Variation in 16S rRNA between assemblers - how do I know which is real?

Question

I have a low-diversity metagenome (~11 bins > 80% completion). Out of the bins, 3 are of interest to me. None of the lower-completion bins that can be identified are from the group of interest. So let's call the bins of interest 1, 2 and 3.

The raw reads had been assembled separately with MEGAHIT and SPAdes (meta). Out of them, only the SPAdes assembly was binned / refined. There are 3 16S rRNA in the MEGAHIT assembly (x, y, z) and 3 16S rRNA in the SPAdes assembly (a, b, c).

Bin 1 is associated with sequence 'a', which is identical to 'x'.

Bin 2 is linked with SPAdes sequence 'b', which has no MEGAHIT equivalent. Bin 3 is not associated with any 16S rRNA (even with MarkerMAG).

Sequences 'c' and 'z' are very similar. Sequence 'y' is an outlier.

There are small hints from phylogenetics that bin 3 could be associated with sequences c/z. But then, could sequence 'y' just be a misassembly? Or is it that somehow my final bins are missing an entire genome of interest? If the 16S rRNA for 'y' is real, I would expect a genome divergent enough from the others that it wouldn't get binned together with them. This is what I am trying to understand. Would you happen to have any advice / suggestions on what I could to to test this?

Initial approach: assessing scaffold quality with the BBMap stats.sh . It's a bit difficult to tell, since SPAdes has about 10x more contigs. Worse N50/N90 but more long contigs and a better 'general assembly score'.

Additional thoughts: The new bins seem too divergent from known genomes to use a reference for misassembly estimation.

Thank you for your time!

Answer 1

This is easy @Laura - I'm a bit surprised by the results Spades meta didn't have a good reputation, but the criteria assessed was not what you are looking for.

Anyway take all outputs and place them in large multi-species alignment,

• e.g. for each output perform a Blast for maximum genetic diversity for each sequence and sample across the large Blast output. Take note if there are multiple partial hits against diverse bacteria (online Blast has a diagrammatical summary).
• You have a good understanding of your taxonomic group and intersperse that with other stuff, i.e. fill in the diversity.
• Assemble it, e.g. muscle5 superfast option.
• Perform a split decomposition phylogeny or equivalent which identifies phylogenetic networks.
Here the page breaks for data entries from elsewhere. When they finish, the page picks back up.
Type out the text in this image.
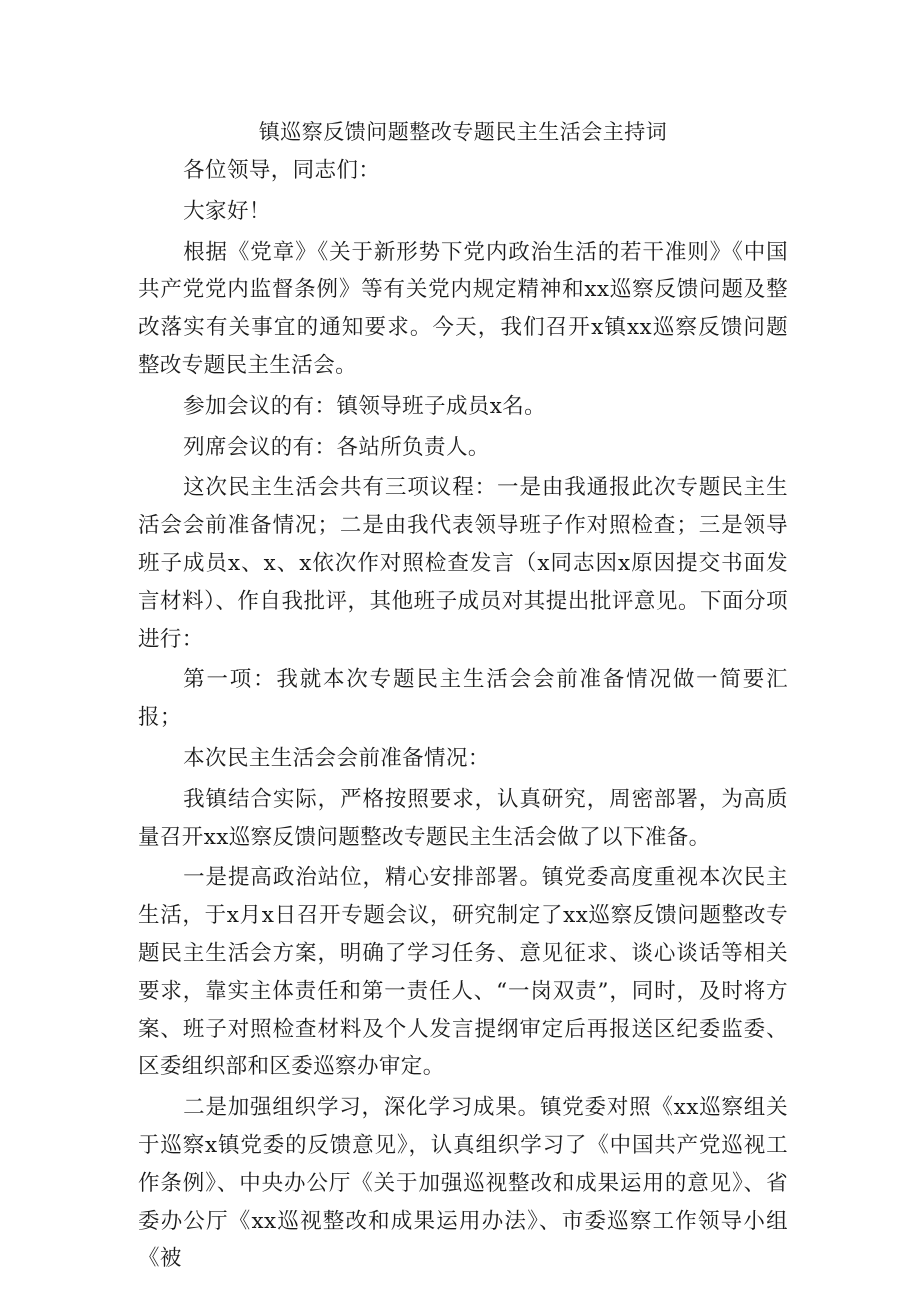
镇巡察反馈问题整改专题民主生活会主持词

各位领导，同志们：

大家好！

根据《党章》《关于新形势下党内政治生活的若干准则》《中国共产党党内监督条例》等有关党内规定精神和xx巡察反馈问题及整改落实有关事宜的通知要求。今天，我们召开x镇xx巡察反馈问题整改专题民主生活会。

参加会议的有：镇领导班子成员x名。

列席会议的有：各站所负责人。

这次民主生活会共有三项议程：一是由我通报此次专题民主生活会会前准备情况；二是由我代表领导班子作对照检查；三是领导班子成员x、x、x依次作对照检查发言（x同志因x原因提交书面发言材料）、作自我批评，其他班子成员对其提出批评意见。下面分项进行：

第一项：我就本次专题民主生活会会前准备情况做一简要汇报；

本次民主生活会会前准备情况：

我镇结合实际，严格按照要求，认真研究，周密部署，为高质量召开xx巡察反馈问题整改专题民主生活会做了以下准备。

一是提高政治站位，精心安排部署。镇党委高度重视本次民主生活，于x月x日召开专题会议，研究制定了xx巡察反馈问题整改专题民主生活会方案，明确了学习任务、意见征求、谈心谈话等相关要求，靠实主体责任和第一责任人、“一岗双责”，同时，及时将方案、班子对照检查材料及个人发言提纲审定后再报送区纪委监委、区委组织部和区委巡察办审定。

二是加强组织学习，深化学习成果。镇党委对照《xx巡察组关于巡察x镇党委的反馈意见》，认真组织学习了《中国共产党巡视工作条例》、中央办公厅《关于加强巡视整改和成果运用的意见》、省委办公厅《xx巡视整改和成果运用办法》、市委巡察工作领导小组《被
SplitsTree is the historic package for this and it turns out that split decomposition was not the best, I think "neighornet" was superior. What this is does is identify mosaic gene signal in your data. It provides a visual representation. Thus if your data is a artifactual mix of two or more taxa this will cause a network effect between the two parents and your newly mis-assembled sequence will sit between the two in a two "diamond same". This is the antonym of a bifurcating phylogeny.

The final step is the assembly that produces sequences that minimises phylogenetic networks is the true sequence. If you've not encountered split-decomposition/networks before a verbal explanation might seem confusing but when you run through a few examples and try it on your data you'll get the grasp.